LSU AgCenter volunteers and 4-H members from around the state are doing their part to keep healthcare workers safe.
From Livingston and West Feliciana parishes in southeast Louisiana to Winn and other northern parishes, the sewing machines are humming.
AgCenter nutrition agent Layne Langley said the Port Vincent Volunteers for Family & Community club in Livingston Parish has made more than 650 masks.
“Six ladies in this club are providing masks to healthcare facilities in south Louisiana,” she said. “These facilities include Baton Rouge Clinic, Baton Rouge General, Ochsner Baton Rouge, Chateau D’ville, Chateau St. James, Iberville Oaks, Plaquemine Manor, Gulfport Behavioral Health, The Pearl of Jamestown and Jefferson Manor.”
Clinics and hospitals are handing the masks out to anyone who enters their doors and giving them to patients on release from the hospital, and medical staff members are using them in conjunction with their N95 masks.
“Of course the masks are in huge demand for nursing home personnel,” said Gene Ducote, a Port Vincent club member. “As the epidemic worsens, we’ve seen growth in the number of everyday people wanting them in order to have something when they’re out in public.”
The volunteers started sewing the facemasks on March 21. It wasn’t long before word got out, and they started getting numerous requests. They have sewed them daily since then, Ducote said.
“There were long days at the cutting tables and sewing machines, but then hearing the desperate plea from nursing homes and hospitals, we had to keep sewing,” Ducote said.
Ducote said as they gain experience, the volunteers are getting faster.
“But some of us are sewing eight to 10 hours a day,” she said. This includes washing and ironing the fabric, cutting the fabric and elastic, assembling and sewing the masks, then ironing again.”
Langley said when they first started, it took about 15 to 20 minutes per mask to assemble, but now it’s taking between 10 and 15 minutes per mask.
“Each one is made individually, and great care is taken to make sure they will fit, will be comfortable and will hopefully sustain multiple washings and sanitizing,” Ducote said.
“We’ve seen tutorials online and gotten ideas from other mask makers, since none of us have ever done this before,” Ducote said. “We all sew from our individual homes. We share ideas, patterns and fabrics.”

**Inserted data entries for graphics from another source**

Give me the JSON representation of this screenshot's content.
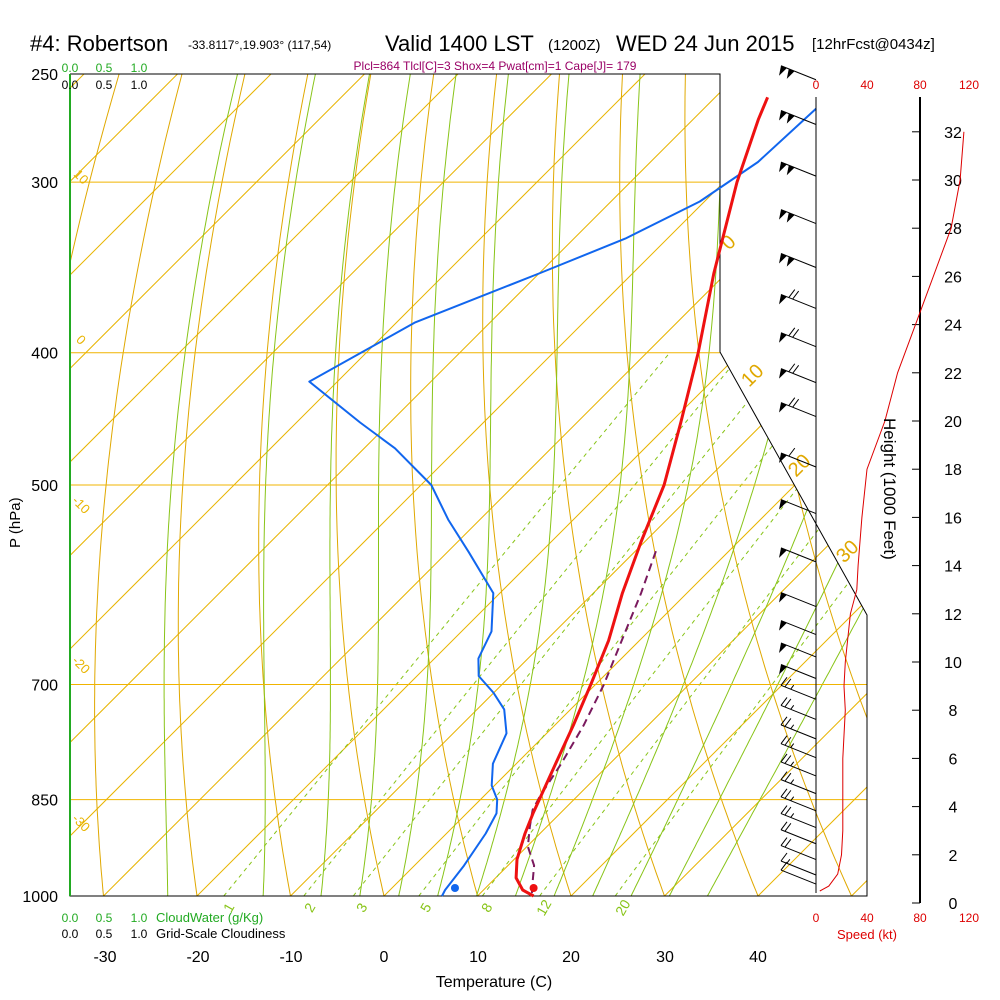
{
  "chart_data": {
    "type": "skew-t sounding",
    "title": {
      "station": "#4: Robertson",
      "coords": "-33.8117°,19.903° (117,54)",
      "valid": "Valid 1400 LST",
      "zulu": "(1200Z)",
      "date": "WED 24 Jun 2015",
      "forecast": "[12hrFcst@0434z]"
    },
    "indices_line": "Plcl=864 Tlcl[C]=3 Shox=4 Pwat[cm]=1 Cape[J]= 179",
    "xlabel": "Temperature (C)",
    "ylabel": "P (hPa)",
    "height_label": "Height (1000 Feet)",
    "speed_label": "Speed (kt)",
    "cloudwater_label": "CloudWater (g/Kg)",
    "cloudiness_label": "Grid-Scale Cloudiness",
    "temp_ticks": [
      -30,
      -20,
      -10,
      0,
      10,
      20,
      30,
      40
    ],
    "pressure_levels": [
      1000,
      850,
      700,
      500,
      400,
      300,
      250
    ],
    "height_ticks": [
      0,
      2,
      4,
      6,
      8,
      10,
      12,
      14,
      16,
      18,
      20,
      22,
      24,
      26,
      28,
      30,
      32
    ],
    "speed_ticks": [
      "0",
      "40",
      "80",
      "120"
    ],
    "cloud_ticks": [
      "0.0",
      "0.5",
      "1.0"
    ],
    "isotherm_labels_left": [
      "10",
      "0",
      "-10",
      "-20",
      "-30"
    ],
    "dry_adiabat_labels_right": [
      "0",
      "10",
      "20",
      "30"
    ],
    "mixing_ratio_labels": [
      "1",
      "2",
      "3",
      "5",
      "8",
      "12",
      "20"
    ],
    "temperature_profile": [
      {
        "p": 1000,
        "t": 16.0
      },
      {
        "p": 990,
        "t": 14.2
      },
      {
        "p": 970,
        "t": 12.2
      },
      {
        "p": 940,
        "t": 10.3
      },
      {
        "p": 900,
        "t": 8.4
      },
      {
        "p": 870,
        "t": 7.1
      },
      {
        "p": 850,
        "t": 6.3
      },
      {
        "p": 800,
        "t": 4.2
      },
      {
        "p": 750,
        "t": 2.0
      },
      {
        "p": 700,
        "t": -0.5
      },
      {
        "p": 650,
        "t": -3.3
      },
      {
        "p": 600,
        "t": -6.9
      },
      {
        "p": 550,
        "t": -10.4
      },
      {
        "p": 500,
        "t": -14.0
      },
      {
        "p": 450,
        "t": -18.9
      },
      {
        "p": 400,
        "t": -24.5
      },
      {
        "p": 350,
        "t": -31.3
      },
      {
        "p": 300,
        "t": -38.6
      },
      {
        "p": 270,
        "t": -43.0
      },
      {
        "p": 260,
        "t": -44.4
      }
    ],
    "dewpoint_profile": [
      {
        "p": 1000,
        "t": 6.2
      },
      {
        "p": 990,
        "t": 5.9
      },
      {
        "p": 950,
        "t": 5.3
      },
      {
        "p": 900,
        "t": 4.2
      },
      {
        "p": 870,
        "t": 3.2
      },
      {
        "p": 850,
        "t": 1.8
      },
      {
        "p": 830,
        "t": -0.3
      },
      {
        "p": 800,
        "t": -2.5
      },
      {
        "p": 760,
        "t": -4.3
      },
      {
        "p": 730,
        "t": -7.1
      },
      {
        "p": 710,
        "t": -10.0
      },
      {
        "p": 690,
        "t": -13.4
      },
      {
        "p": 670,
        "t": -15.3
      },
      {
        "p": 640,
        "t": -16.8
      },
      {
        "p": 600,
        "t": -20.7
      },
      {
        "p": 560,
        "t": -27.7
      },
      {
        "p": 530,
        "t": -33.4
      },
      {
        "p": 500,
        "t": -38.9
      },
      {
        "p": 470,
        "t": -46.7
      },
      {
        "p": 450,
        "t": -53.2
      },
      {
        "p": 420,
        "t": -63.0
      },
      {
        "p": 380,
        "t": -58.0
      },
      {
        "p": 350,
        "t": -50.0
      },
      {
        "p": 330,
        "t": -44.5
      },
      {
        "p": 310,
        "t": -40.5
      },
      {
        "p": 290,
        "t": -38.5
      },
      {
        "p": 265,
        "t": -38.0
      }
    ],
    "parcel_profile": [
      {
        "p": 995,
        "t": 15.5
      },
      {
        "p": 975,
        "t": 14.3
      },
      {
        "p": 950,
        "t": 12.8
      },
      {
        "p": 920,
        "t": 10.1
      },
      {
        "p": 890,
        "t": 8.2
      },
      {
        "p": 865,
        "t": 6.7
      },
      {
        "p": 845,
        "t": 6.0
      },
      {
        "p": 800,
        "t": 4.8
      },
      {
        "p": 750,
        "t": 3.1
      },
      {
        "p": 700,
        "t": 0.9
      },
      {
        "p": 650,
        "t": -1.9
      },
      {
        "p": 600,
        "t": -4.9
      },
      {
        "p": 555,
        "t": -8.1
      }
    ],
    "surface_temperature_c": 16.0,
    "surface_dewpoint_c": 6.2,
    "wind_speed_profile": [
      {
        "z": 0.5,
        "kt": 3
      },
      {
        "z": 0.7,
        "kt": 10
      },
      {
        "z": 1.2,
        "kt": 17
      },
      {
        "z": 2.0,
        "kt": 20
      },
      {
        "z": 3.0,
        "kt": 21
      },
      {
        "z": 6.0,
        "kt": 21
      },
      {
        "z": 8.0,
        "kt": 23
      },
      {
        "z": 9.0,
        "kt": 22
      },
      {
        "z": 10.0,
        "kt": 23
      },
      {
        "z": 12.0,
        "kt": 27
      },
      {
        "z": 13.0,
        "kt": 32
      },
      {
        "z": 14.0,
        "kt": 33
      },
      {
        "z": 16.0,
        "kt": 36
      },
      {
        "z": 18.0,
        "kt": 40
      },
      {
        "z": 20.0,
        "kt": 54
      },
      {
        "z": 22.0,
        "kt": 64
      },
      {
        "z": 24.0,
        "kt": 78
      },
      {
        "z": 26.0,
        "kt": 92
      },
      {
        "z": 28.0,
        "kt": 106
      },
      {
        "z": 30.0,
        "kt": 113
      },
      {
        "z": 32.0,
        "kt": 116
      }
    ],
    "wind_barbs": [
      {
        "p": 255,
        "kt": 100
      },
      {
        "p": 275,
        "kt": 100
      },
      {
        "p": 300,
        "kt": 100
      },
      {
        "p": 325,
        "kt": 100
      },
      {
        "p": 350,
        "kt": 100
      },
      {
        "p": 375,
        "kt": 70
      },
      {
        "p": 400,
        "kt": 70
      },
      {
        "p": 425,
        "kt": 70
      },
      {
        "p": 450,
        "kt": 70
      },
      {
        "p": 490,
        "kt": 60
      },
      {
        "p": 530,
        "kt": 50
      },
      {
        "p": 575,
        "kt": 50
      },
      {
        "p": 620,
        "kt": 50
      },
      {
        "p": 650,
        "kt": 50
      },
      {
        "p": 675,
        "kt": 50
      },
      {
        "p": 700,
        "kt": 50
      },
      {
        "p": 725,
        "kt": 25
      },
      {
        "p": 750,
        "kt": 25
      },
      {
        "p": 775,
        "kt": 25
      },
      {
        "p": 800,
        "kt": 25
      },
      {
        "p": 825,
        "kt": 25
      },
      {
        "p": 850,
        "kt": 25
      },
      {
        "p": 875,
        "kt": 25
      },
      {
        "p": 900,
        "kt": 25
      },
      {
        "p": 925,
        "kt": 20
      },
      {
        "p": 950,
        "kt": 20
      },
      {
        "p": 975,
        "kt": 15
      },
      {
        "p": 990,
        "kt": 10
      }
    ]
  },
  "colors": {
    "temperature": "#ee1111",
    "dewpoint": "#1166ee",
    "parcel": "#7a1a5e",
    "isobar": "#f0b400",
    "isotherm": "#e8b400",
    "dry_adiabat": "#e0a800",
    "moist_adiabat": "#88c418",
    "mixing_ratio": "#88c418",
    "cloud_scale": "#22aa22",
    "speed_axis": "#dd0000"
  }
}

The volunteers meet once a week in a public parking lot to turn in the masks.
“The volunteers saw a great need,” Langley said. “They heard pleas from nurses, clinic personnel and hospital staff, and they wanted to do whatever they could to combat this horrible virus. They have sewing skills and knew that whatever they could contribute would help, even if in just a small way.”

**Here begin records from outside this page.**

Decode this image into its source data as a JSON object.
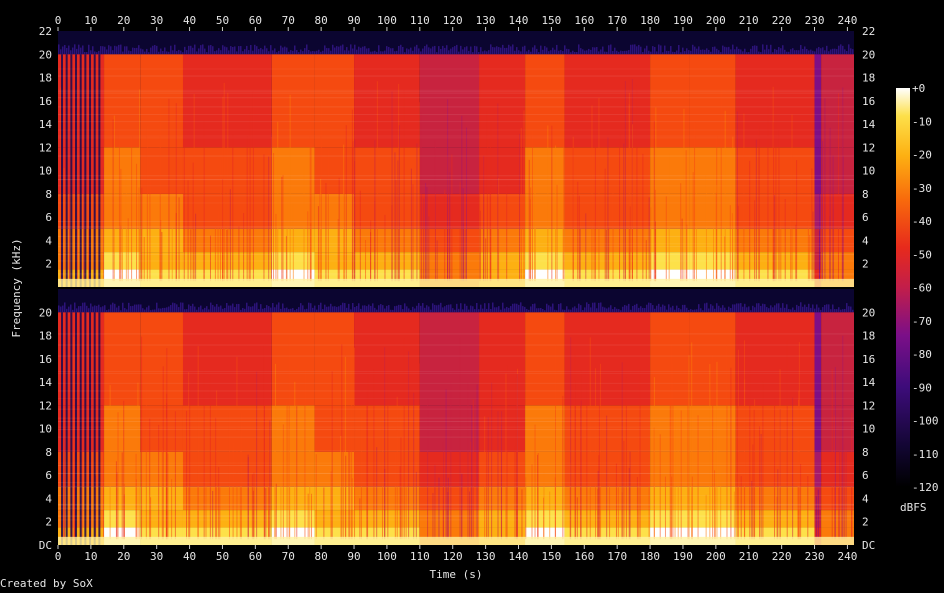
{
  "chart_data": {
    "type": "heatmap",
    "subtype": "spectrogram",
    "channels": 2,
    "xlabel": "Time (s)",
    "ylabel": "Frequency (kHz)",
    "colorbar_label": "dBFS",
    "xlim": [
      0,
      242
    ],
    "ylim_khz": [
      0,
      22
    ],
    "x_ticks": [
      "0",
      "10",
      "20",
      "30",
      "40",
      "50",
      "60",
      "70",
      "80",
      "90",
      "100",
      "110",
      "120",
      "130",
      "140",
      "150",
      "160",
      "170",
      "180",
      "190",
      "200",
      "210",
      "220",
      "230",
      "240"
    ],
    "y_ticks_top": [
      "2",
      "4",
      "6",
      "8",
      "10",
      "12",
      "14",
      "16",
      "18",
      "20",
      "22"
    ],
    "y_ticks_bottom": [
      "DC",
      "2",
      "4",
      "6",
      "8",
      "10",
      "12",
      "14",
      "16",
      "18",
      "20"
    ],
    "colorbar_ticks": [
      "+0",
      "-10",
      "-20",
      "-30",
      "-40",
      "-50",
      "-60",
      "-70",
      "-80",
      "-90",
      "-100",
      "-110",
      "-120"
    ],
    "colorbar_range_db": [
      -120,
      0
    ],
    "grid": false,
    "cutoff_khz": 20,
    "segments": [
      {
        "t0": 0,
        "t1": 14,
        "level": 0.55,
        "dark_gaps": true
      },
      {
        "t0": 14,
        "t1": 25,
        "level": 0.68
      },
      {
        "t0": 25,
        "t1": 38,
        "level": 0.64
      },
      {
        "t0": 38,
        "t1": 65,
        "level": 0.6
      },
      {
        "t0": 65,
        "t1": 78,
        "level": 0.7
      },
      {
        "t0": 78,
        "t1": 90,
        "level": 0.64
      },
      {
        "t0": 90,
        "t1": 110,
        "level": 0.6
      },
      {
        "t0": 110,
        "t1": 128,
        "level": 0.5
      },
      {
        "t0": 128,
        "t1": 142,
        "level": 0.58
      },
      {
        "t0": 142,
        "t1": 154,
        "level": 0.7
      },
      {
        "t0": 154,
        "t1": 180,
        "level": 0.6
      },
      {
        "t0": 180,
        "t1": 192,
        "level": 0.68
      },
      {
        "t0": 192,
        "t1": 206,
        "level": 0.7
      },
      {
        "t0": 206,
        "t1": 230,
        "level": 0.6
      },
      {
        "t0": 230,
        "t1": 232,
        "level": 0.3
      },
      {
        "t0": 232,
        "t1": 242,
        "level": 0.5
      }
    ]
  },
  "colors": {
    "background": "#000000",
    "text": "#e6e6e6",
    "colormap": [
      "#000000",
      "#0a0533",
      "#2b0a6a",
      "#55108a",
      "#7e0f86",
      "#a51a6a",
      "#c8233f",
      "#e52a1f",
      "#f54a10",
      "#fb7a0a",
      "#fdb012",
      "#fde14a",
      "#ffffff"
    ]
  },
  "footer": "Created by SoX"
}
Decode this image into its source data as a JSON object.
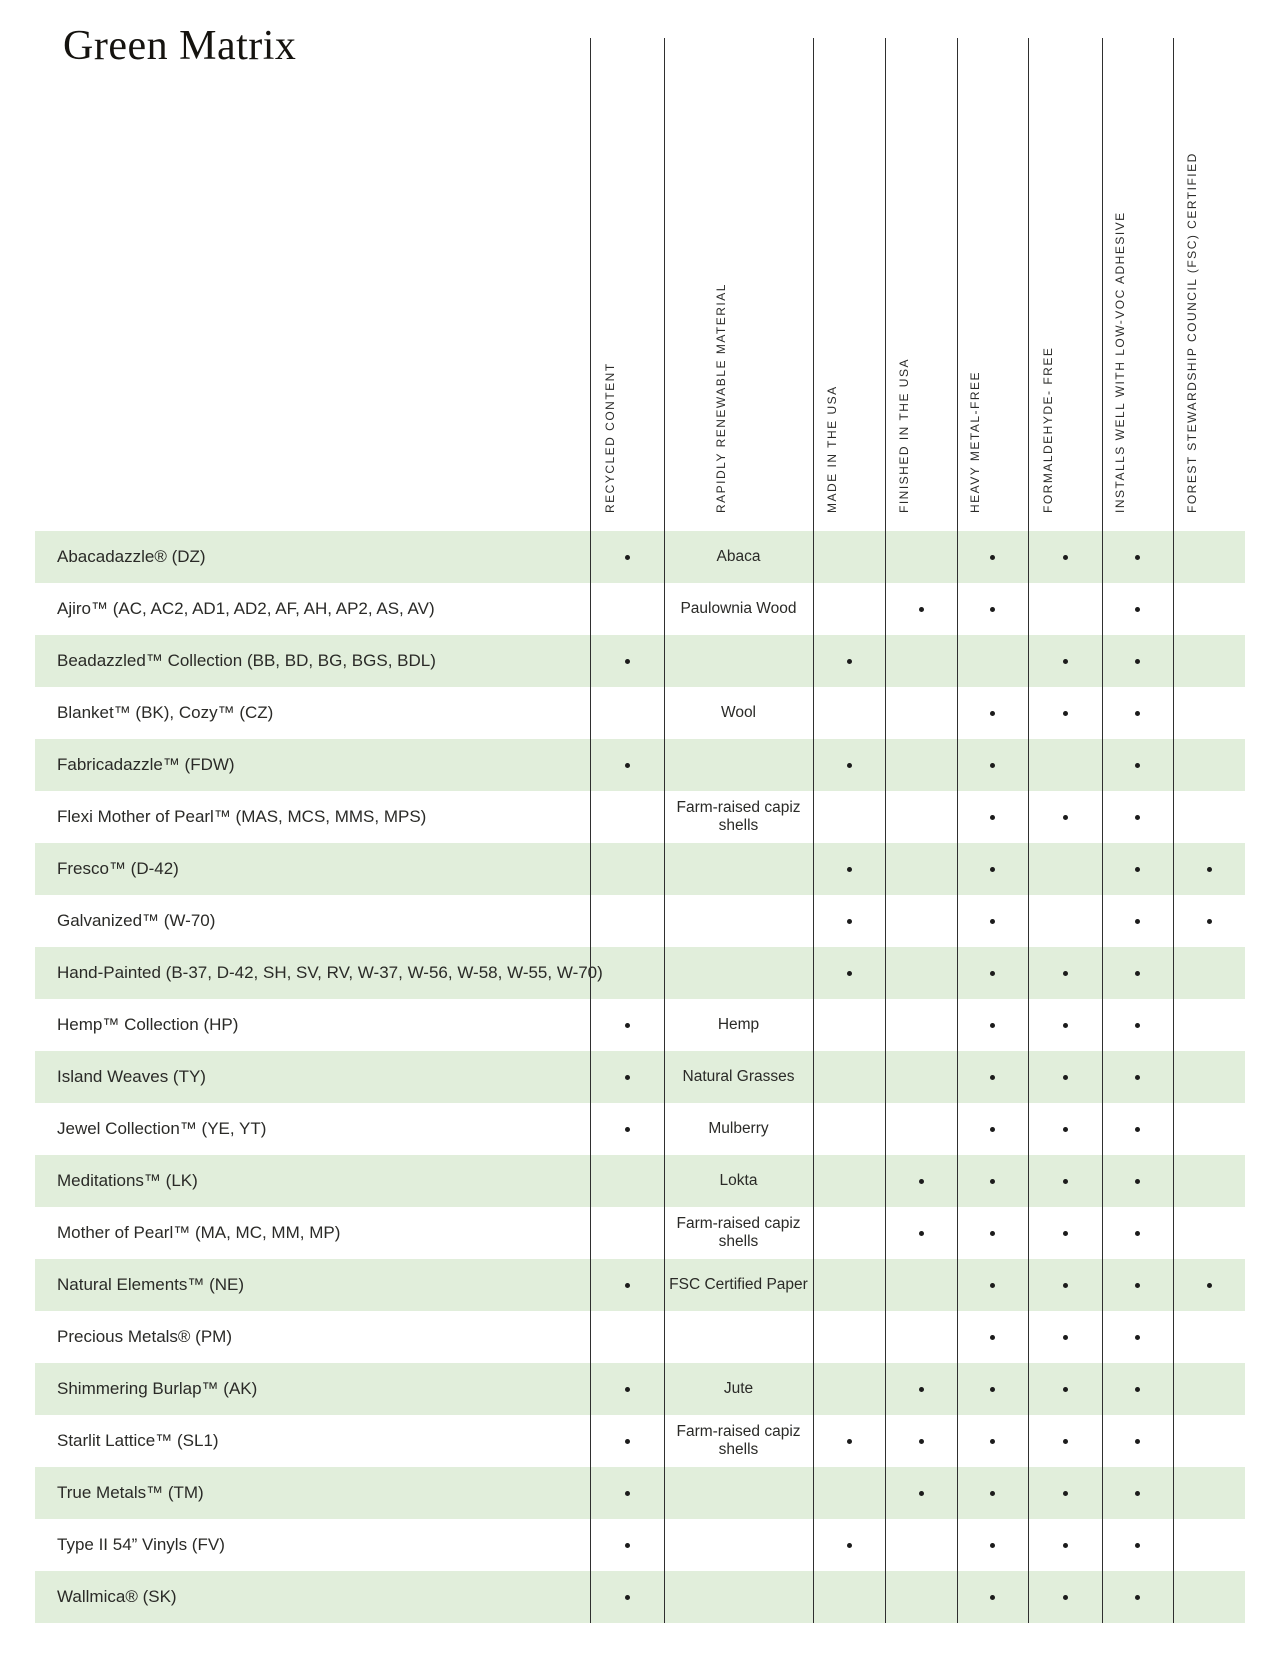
{
  "title": "Green Matrix",
  "colors": {
    "row_highlight": "#e1eedb",
    "grid_line": "#2f2f2f",
    "text": "#262624",
    "dot": "#1c1c1c"
  },
  "table": {
    "dot_glyph": "•",
    "columns": [
      {
        "id": "recycled_content",
        "label": "RECYCLED CONTENT",
        "kind": "dot"
      },
      {
        "id": "rapidly_renewable_material",
        "label": "RAPIDLY RENEWABLE MATERIAL",
        "kind": "text"
      },
      {
        "id": "made_in_the_usa",
        "label": "MADE IN THE USA",
        "kind": "dot"
      },
      {
        "id": "finished_in_the_usa",
        "label": "FINISHED IN THE USA",
        "kind": "dot"
      },
      {
        "id": "heavy_metal_free",
        "label": "HEAVY METAL-FREE",
        "kind": "dot"
      },
      {
        "id": "formaldehyde_free",
        "label": "FORMALDEHYDE- FREE",
        "kind": "dot"
      },
      {
        "id": "low_voc_adhesive",
        "label": "INSTALLS WELL WITH LOW-VOC ADHESIVE",
        "kind": "dot"
      },
      {
        "id": "fsc_certified",
        "label": "FOREST STEWARDSHIP COUNCIL (FSC) CERTIFIED",
        "kind": "dot"
      }
    ],
    "rows": [
      {
        "label": "Abacadazzle® (DZ)",
        "rapidly_renewable_material": "Abaca",
        "marks": [
          "recycled_content",
          "heavy_metal_free",
          "formaldehyde_free",
          "low_voc_adhesive"
        ]
      },
      {
        "label": "Ajiro™ (AC, AC2, AD1, AD2, AF, AH, AP2, AS, AV)",
        "rapidly_renewable_material": "Paulownia Wood",
        "marks": [
          "finished_in_the_usa",
          "heavy_metal_free",
          "low_voc_adhesive"
        ]
      },
      {
        "label": "Beadazzled™ Collection (BB, BD, BG, BGS, BDL)",
        "rapidly_renewable_material": "",
        "marks": [
          "recycled_content",
          "made_in_the_usa",
          "formaldehyde_free",
          "low_voc_adhesive"
        ]
      },
      {
        "label": "Blanket™ (BK), Cozy™ (CZ)",
        "rapidly_renewable_material": "Wool",
        "marks": [
          "heavy_metal_free",
          "formaldehyde_free",
          "low_voc_adhesive"
        ]
      },
      {
        "label": "Fabricadazzle™ (FDW)",
        "rapidly_renewable_material": "",
        "marks": [
          "recycled_content",
          "made_in_the_usa",
          "heavy_metal_free",
          "low_voc_adhesive"
        ]
      },
      {
        "label": "Flexi Mother of Pearl™ (MAS, MCS, MMS, MPS)",
        "rapidly_renewable_material": "Farm-raised capiz shells",
        "marks": [
          "heavy_metal_free",
          "formaldehyde_free",
          "low_voc_adhesive"
        ]
      },
      {
        "label": "Fresco™ (D-42)",
        "rapidly_renewable_material": "",
        "marks": [
          "made_in_the_usa",
          "heavy_metal_free",
          "low_voc_adhesive",
          "fsc_certified"
        ]
      },
      {
        "label": "Galvanized™ (W-70)",
        "rapidly_renewable_material": "",
        "marks": [
          "made_in_the_usa",
          "heavy_metal_free",
          "low_voc_adhesive",
          "fsc_certified"
        ]
      },
      {
        "label": "Hand-Painted (B-37, D-42, SH, SV, RV, W-37, W-56, W-58, W-55, W-70)",
        "rapidly_renewable_material": "",
        "marks": [
          "made_in_the_usa",
          "heavy_metal_free",
          "formaldehyde_free",
          "low_voc_adhesive"
        ]
      },
      {
        "label": "Hemp™ Collection (HP)",
        "rapidly_renewable_material": "Hemp",
        "marks": [
          "recycled_content",
          "heavy_metal_free",
          "formaldehyde_free",
          "low_voc_adhesive"
        ]
      },
      {
        "label": "Island Weaves (TY)",
        "rapidly_renewable_material": "Natural Grasses",
        "marks": [
          "recycled_content",
          "heavy_metal_free",
          "formaldehyde_free",
          "low_voc_adhesive"
        ]
      },
      {
        "label": "Jewel Collection™ (YE, YT)",
        "rapidly_renewable_material": "Mulberry",
        "marks": [
          "recycled_content",
          "heavy_metal_free",
          "formaldehyde_free",
          "low_voc_adhesive"
        ]
      },
      {
        "label": "Meditations™ (LK)",
        "rapidly_renewable_material": "Lokta",
        "marks": [
          "finished_in_the_usa",
          "heavy_metal_free",
          "formaldehyde_free",
          "low_voc_adhesive"
        ]
      },
      {
        "label": "Mother of Pearl™ (MA, MC, MM, MP)",
        "rapidly_renewable_material": "Farm-raised capiz shells",
        "marks": [
          "finished_in_the_usa",
          "heavy_metal_free",
          "formaldehyde_free",
          "low_voc_adhesive"
        ]
      },
      {
        "label": "Natural Elements™ (NE)",
        "rapidly_renewable_material": "FSC Certified Paper",
        "marks": [
          "recycled_content",
          "heavy_metal_free",
          "formaldehyde_free",
          "low_voc_adhesive",
          "fsc_certified"
        ]
      },
      {
        "label": "Precious Metals® (PM)",
        "rapidly_renewable_material": "",
        "marks": [
          "heavy_metal_free",
          "formaldehyde_free",
          "low_voc_adhesive"
        ]
      },
      {
        "label": "Shimmering Burlap™ (AK)",
        "rapidly_renewable_material": "Jute",
        "marks": [
          "recycled_content",
          "finished_in_the_usa",
          "heavy_metal_free",
          "formaldehyde_free",
          "low_voc_adhesive"
        ]
      },
      {
        "label": "Starlit Lattice™ (SL1)",
        "rapidly_renewable_material": "Farm-raised capiz shells",
        "marks": [
          "recycled_content",
          "made_in_the_usa",
          "finished_in_the_usa",
          "heavy_metal_free",
          "formaldehyde_free",
          "low_voc_adhesive"
        ]
      },
      {
        "label": "True Metals™ (TM)",
        "rapidly_renewable_material": "",
        "marks": [
          "recycled_content",
          "finished_in_the_usa",
          "heavy_metal_free",
          "formaldehyde_free",
          "low_voc_adhesive"
        ]
      },
      {
        "label": "Type II 54” Vinyls (FV)",
        "rapidly_renewable_material": "",
        "marks": [
          "recycled_content",
          "made_in_the_usa",
          "heavy_metal_free",
          "formaldehyde_free",
          "low_voc_adhesive"
        ]
      },
      {
        "label": "Wallmica® (SK)",
        "rapidly_renewable_material": "",
        "marks": [
          "recycled_content",
          "heavy_metal_free",
          "formaldehyde_free",
          "low_voc_adhesive"
        ]
      }
    ]
  }
}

Ten-year-old Annalynn DeBusk, a first-year Winn Parish 4-H member, has made more than a dozen masks for Winn Family Medicine, where her mom works as a registered nurse.
Annalynn said she picked up many helpful sewing tips when she attended 4-H Fashion Camp with her mom in January before the COVID-19 outbreak.
“I had used a sewing machine before, but I had forgotten how, and I learned some things that I didn’t know before,” Annalynn said. “Learning to backstitch was especially helpful since I chose to make the kind of masks with elastic ear pieces.”
Winn Parish 4-H member Anna Little has just about depleted her sewing stash while making masks for her local community and will soon be sending more to Baton Rouge General Hospital.
Anna first started making the masks for her cousins who work in hospitals in the surrounding area, then she shared more masks with church members in need.
“4-H has taught me how to sew, and I can use that skill to help someone else,” Anna said.
LSU AgCenter 4-H youth development agent Nan Arthur said 4-H members and volunteers have produced more than 300 protective cloth masks and distributed them to first responders in Sabine and Vernon parishes. The fabric and supplies for the masks were donated by Louisiana Rep. Rodney Schamerhorn.
In West Feliciana Parish, Landry Brouillette, a seventh-grade homeschooler who has been involved in 4-H and the 4-H sewing club for four years, is also doing her part to provide masks for those who need them.
Landry’s mom, who is a veterinarian, understands the need for personal protective equipment for the medical and veterinary professionals.
“We researched the best masks for personal protection and began using a pattern recommended by a hospital,” said Dr. Sonya Brouillette. “These masks include a pocket to add a filter for extra protection."
Audrey Reinhardt and Elaina Singleton, who are also from West Feliciana Parish, have been making masks for family and friends. Elaina has also donated some to doctors and nurses.
Audrey said her father wears his mask to work daily. The rest will be donated to the local nursing home.